Reisebericht Ägypten - Quelle des Nil
Gefangen auf dem Nil
Teil 2
Was in Kosti beginnt, wird uns ewig unvergesslich bleiben. Die Fähre ist keine Fähre, sondern eine schwimmende Stadt. Sechs Wasserfahrzeuge, jedes von der Größe eines mehrstöckigen Donaudampfers, sind miteinander vertäut und bevölkert von einer Unmenge Menschen. Nur das hintere, mittlere Schiff hat einen Antrieb. Wir treffen ein dänisches Pärchen, nun sind wir schon zu fünft und schlagen unser Lager auf.
Eine Wäscheleine markiert unser Territorium auf dem Deck, wir beobachten das Ablegemanöver und beginnen, das „Städtchen“ zu erkunden. Der Nil hat hier eine majestätische Ruhe und Größe, Wasserhyazinthen treiben vorbei, große Reiher ziehen über das Wasser, Fischer holen ihre Netze ein. Die Nacht verbringen wir ganz oben, hinter der Kapitänskajüte auf dem Dach des Antriebsschiffes, unter unseren Moskitonetzen.
Malakal kommt in Sicht, die letzte größere Stadt vor dem Sumpf. Es ist schwül-heiß, die Erde am Ufer ist schwer von Lehm und Feuchtigkeit, pechschwarze Leiber glänzen beim mühseligen und lautstarken Be- und Entladen des Schiffes.

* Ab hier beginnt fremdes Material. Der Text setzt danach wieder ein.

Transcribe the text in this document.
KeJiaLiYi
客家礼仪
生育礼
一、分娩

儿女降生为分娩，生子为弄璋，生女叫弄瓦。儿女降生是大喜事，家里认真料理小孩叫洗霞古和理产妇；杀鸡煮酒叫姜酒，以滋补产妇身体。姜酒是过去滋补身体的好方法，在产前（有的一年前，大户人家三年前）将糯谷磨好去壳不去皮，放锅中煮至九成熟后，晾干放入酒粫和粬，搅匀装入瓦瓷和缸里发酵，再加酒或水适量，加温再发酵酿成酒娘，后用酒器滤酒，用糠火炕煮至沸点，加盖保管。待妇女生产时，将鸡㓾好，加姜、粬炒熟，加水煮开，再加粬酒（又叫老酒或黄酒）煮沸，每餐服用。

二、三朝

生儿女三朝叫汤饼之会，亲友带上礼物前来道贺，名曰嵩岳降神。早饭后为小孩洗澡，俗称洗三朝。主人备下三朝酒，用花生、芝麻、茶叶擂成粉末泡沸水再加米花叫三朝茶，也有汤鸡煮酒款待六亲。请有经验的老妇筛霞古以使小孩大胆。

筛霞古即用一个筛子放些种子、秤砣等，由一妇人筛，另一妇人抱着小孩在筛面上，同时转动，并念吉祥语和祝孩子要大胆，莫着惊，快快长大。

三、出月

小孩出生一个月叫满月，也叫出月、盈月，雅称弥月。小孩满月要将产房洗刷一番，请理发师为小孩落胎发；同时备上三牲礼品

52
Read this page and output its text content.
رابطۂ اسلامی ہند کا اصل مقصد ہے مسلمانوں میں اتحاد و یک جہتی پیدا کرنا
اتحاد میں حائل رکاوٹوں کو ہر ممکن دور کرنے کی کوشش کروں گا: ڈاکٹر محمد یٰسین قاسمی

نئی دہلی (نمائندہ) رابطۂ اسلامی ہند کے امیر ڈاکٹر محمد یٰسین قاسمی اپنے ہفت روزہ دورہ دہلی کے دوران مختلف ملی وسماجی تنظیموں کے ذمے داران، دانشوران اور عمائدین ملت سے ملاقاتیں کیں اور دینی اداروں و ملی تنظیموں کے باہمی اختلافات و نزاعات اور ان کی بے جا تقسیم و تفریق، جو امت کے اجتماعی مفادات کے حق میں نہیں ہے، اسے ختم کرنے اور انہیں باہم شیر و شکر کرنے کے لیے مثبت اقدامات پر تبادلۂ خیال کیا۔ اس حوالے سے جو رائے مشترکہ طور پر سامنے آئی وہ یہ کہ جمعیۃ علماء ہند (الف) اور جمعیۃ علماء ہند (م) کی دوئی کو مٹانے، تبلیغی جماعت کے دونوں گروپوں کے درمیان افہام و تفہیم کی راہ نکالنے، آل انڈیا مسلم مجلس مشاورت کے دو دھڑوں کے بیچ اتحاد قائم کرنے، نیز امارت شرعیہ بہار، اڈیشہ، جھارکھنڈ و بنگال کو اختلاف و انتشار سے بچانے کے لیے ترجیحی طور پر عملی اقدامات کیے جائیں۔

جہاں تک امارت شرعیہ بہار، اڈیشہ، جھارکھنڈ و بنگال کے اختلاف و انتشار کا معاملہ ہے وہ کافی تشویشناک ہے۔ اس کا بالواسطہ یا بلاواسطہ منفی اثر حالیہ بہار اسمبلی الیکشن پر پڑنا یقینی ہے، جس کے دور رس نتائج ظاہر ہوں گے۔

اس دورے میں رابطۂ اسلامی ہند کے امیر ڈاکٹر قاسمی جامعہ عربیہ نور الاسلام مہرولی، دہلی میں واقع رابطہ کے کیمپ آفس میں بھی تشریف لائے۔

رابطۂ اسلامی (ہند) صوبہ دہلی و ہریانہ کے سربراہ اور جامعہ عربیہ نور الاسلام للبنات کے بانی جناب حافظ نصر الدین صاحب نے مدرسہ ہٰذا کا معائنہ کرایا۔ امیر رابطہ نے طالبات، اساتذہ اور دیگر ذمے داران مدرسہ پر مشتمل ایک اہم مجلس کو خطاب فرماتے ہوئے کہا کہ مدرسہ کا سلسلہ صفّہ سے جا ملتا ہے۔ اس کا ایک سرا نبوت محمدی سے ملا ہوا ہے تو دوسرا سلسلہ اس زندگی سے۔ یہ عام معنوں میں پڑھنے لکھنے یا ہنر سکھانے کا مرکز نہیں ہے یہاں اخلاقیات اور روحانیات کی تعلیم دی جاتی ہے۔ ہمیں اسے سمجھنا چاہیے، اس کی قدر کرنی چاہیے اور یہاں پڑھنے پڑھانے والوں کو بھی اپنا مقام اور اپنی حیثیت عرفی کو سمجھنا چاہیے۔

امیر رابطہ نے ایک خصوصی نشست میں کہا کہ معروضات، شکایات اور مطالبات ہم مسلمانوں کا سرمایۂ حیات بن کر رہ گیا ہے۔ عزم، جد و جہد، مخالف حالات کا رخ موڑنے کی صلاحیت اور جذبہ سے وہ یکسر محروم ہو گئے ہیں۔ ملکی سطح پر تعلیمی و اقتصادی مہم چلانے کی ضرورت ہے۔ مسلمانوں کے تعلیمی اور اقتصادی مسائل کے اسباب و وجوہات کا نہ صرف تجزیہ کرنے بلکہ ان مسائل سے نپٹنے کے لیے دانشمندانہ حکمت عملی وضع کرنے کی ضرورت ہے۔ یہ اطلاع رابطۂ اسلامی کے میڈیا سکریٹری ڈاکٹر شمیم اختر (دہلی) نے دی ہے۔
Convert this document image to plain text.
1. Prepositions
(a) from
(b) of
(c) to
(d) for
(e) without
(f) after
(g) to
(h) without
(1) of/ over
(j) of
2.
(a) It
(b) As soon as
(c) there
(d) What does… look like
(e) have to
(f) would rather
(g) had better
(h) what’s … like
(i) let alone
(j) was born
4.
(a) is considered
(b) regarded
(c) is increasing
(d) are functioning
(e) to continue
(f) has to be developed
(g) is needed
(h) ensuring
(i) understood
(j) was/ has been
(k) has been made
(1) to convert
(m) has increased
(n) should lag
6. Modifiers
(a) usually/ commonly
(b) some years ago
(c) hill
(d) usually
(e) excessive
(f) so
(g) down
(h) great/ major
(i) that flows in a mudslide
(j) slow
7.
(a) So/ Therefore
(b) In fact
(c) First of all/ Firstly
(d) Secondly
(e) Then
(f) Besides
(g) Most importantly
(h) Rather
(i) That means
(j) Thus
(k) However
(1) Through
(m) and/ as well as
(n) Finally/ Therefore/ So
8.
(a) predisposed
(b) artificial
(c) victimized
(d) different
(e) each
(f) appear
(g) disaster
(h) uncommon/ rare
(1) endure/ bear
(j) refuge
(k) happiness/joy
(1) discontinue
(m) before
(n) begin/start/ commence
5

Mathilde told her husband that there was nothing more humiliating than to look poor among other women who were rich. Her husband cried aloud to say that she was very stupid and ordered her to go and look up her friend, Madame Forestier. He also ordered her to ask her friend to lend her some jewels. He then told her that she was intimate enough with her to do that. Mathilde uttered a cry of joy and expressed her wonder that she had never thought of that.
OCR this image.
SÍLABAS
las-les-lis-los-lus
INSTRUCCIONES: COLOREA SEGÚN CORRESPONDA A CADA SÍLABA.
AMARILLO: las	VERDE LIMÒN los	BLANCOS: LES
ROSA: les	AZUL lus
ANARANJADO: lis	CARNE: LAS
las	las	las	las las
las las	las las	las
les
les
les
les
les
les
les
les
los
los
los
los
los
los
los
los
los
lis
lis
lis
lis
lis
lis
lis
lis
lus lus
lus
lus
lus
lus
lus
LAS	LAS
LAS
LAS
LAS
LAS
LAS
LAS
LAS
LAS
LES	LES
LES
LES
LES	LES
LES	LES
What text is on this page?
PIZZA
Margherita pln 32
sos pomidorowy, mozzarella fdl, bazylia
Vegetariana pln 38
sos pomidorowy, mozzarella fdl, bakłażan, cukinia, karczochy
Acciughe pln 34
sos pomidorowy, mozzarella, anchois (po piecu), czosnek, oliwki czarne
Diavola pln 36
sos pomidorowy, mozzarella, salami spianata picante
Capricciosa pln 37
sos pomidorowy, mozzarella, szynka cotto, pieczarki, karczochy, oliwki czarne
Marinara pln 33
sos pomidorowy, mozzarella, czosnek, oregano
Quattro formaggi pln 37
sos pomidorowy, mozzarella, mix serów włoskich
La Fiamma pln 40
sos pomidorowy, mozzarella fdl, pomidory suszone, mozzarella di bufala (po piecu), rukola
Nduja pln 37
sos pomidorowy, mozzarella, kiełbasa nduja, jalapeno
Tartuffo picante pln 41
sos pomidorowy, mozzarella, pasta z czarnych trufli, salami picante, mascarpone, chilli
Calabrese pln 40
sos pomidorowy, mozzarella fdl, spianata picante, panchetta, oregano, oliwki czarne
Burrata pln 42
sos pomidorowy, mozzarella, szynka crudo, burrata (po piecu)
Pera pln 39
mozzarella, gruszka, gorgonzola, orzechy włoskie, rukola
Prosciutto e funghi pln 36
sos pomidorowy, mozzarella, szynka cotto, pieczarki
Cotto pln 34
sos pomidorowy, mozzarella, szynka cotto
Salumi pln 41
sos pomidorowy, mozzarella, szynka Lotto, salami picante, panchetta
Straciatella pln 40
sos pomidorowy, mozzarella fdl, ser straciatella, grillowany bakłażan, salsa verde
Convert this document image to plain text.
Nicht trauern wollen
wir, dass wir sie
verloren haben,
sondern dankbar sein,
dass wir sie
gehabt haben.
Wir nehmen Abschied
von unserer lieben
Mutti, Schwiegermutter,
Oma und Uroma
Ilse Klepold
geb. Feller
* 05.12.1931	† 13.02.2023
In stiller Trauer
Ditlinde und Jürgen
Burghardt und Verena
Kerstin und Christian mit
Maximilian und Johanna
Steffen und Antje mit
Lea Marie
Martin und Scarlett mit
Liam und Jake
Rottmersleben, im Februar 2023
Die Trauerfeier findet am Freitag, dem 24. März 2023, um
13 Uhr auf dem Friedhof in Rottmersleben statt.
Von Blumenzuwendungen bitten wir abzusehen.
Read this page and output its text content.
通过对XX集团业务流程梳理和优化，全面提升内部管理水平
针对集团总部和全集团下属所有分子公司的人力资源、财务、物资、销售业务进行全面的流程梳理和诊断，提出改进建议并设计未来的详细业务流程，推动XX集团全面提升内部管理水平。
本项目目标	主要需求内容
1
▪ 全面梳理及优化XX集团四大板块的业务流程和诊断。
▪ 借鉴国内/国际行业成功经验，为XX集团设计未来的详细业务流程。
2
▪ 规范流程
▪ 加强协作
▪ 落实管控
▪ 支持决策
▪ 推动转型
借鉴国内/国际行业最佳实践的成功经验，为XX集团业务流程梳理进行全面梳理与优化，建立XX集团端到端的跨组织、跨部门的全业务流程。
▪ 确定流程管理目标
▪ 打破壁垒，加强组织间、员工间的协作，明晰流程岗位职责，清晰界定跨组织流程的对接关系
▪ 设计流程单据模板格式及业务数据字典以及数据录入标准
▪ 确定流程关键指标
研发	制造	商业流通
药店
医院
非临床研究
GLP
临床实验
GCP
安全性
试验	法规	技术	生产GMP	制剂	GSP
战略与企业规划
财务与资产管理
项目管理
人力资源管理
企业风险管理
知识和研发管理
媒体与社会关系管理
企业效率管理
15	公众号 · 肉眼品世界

Dann geht es hinein in den Sudd, dieses Horizontumspannende Dickicht aus Schilf und Papyrus, in dem sich der Nil in hunderttausend Flüsschen verästelt. Ein grünes Meer, soweit das Auge reicht. Die Wasserhyazinthen bedecken jetzt fast den ganzen Fluss. Wieviel Tage sind wir unterwegs? Wann fiel der Mann ins Wasser, zum allgemeinen Entsetzen, hier gibt es Krokodile? Wann geriet die Frau mit ihrem Arm zwischen zwei scheuernde Schiffsrümpfe und reihte sich ein in die Liste unserer Patienten, denn wer sonst an Bord verfügt über eine halbwegs wirksame Apotheke? Wann verscheuchte uns der Kapitän vom Dach? Die Tage zählen wir nur noch im Tagebuch. Ihr Ablauf ist immer ähnlich. Morgens einen Eimer Wasser am Seil aus dem Nil ziehen, Entkeimungstabletten hinein. Dösen, Schach spielen, Tagebuch schreiben. Mittags gibt es Milchpulver mit Nilwasser und Haferflocken. Manchmal unternehmen wir eine kleine Expedition kreuz und quer über die Schiffe. Wir entdecken eine kleine Kantine, ich kaufe eine Dose sudanesisches Bier, hülle sie in feuchte Tücher. In der Schule hatte ich von Verdunstungskälte gehört, aber mit 35° schmeckt Bier auch nicht besser als mit 40°.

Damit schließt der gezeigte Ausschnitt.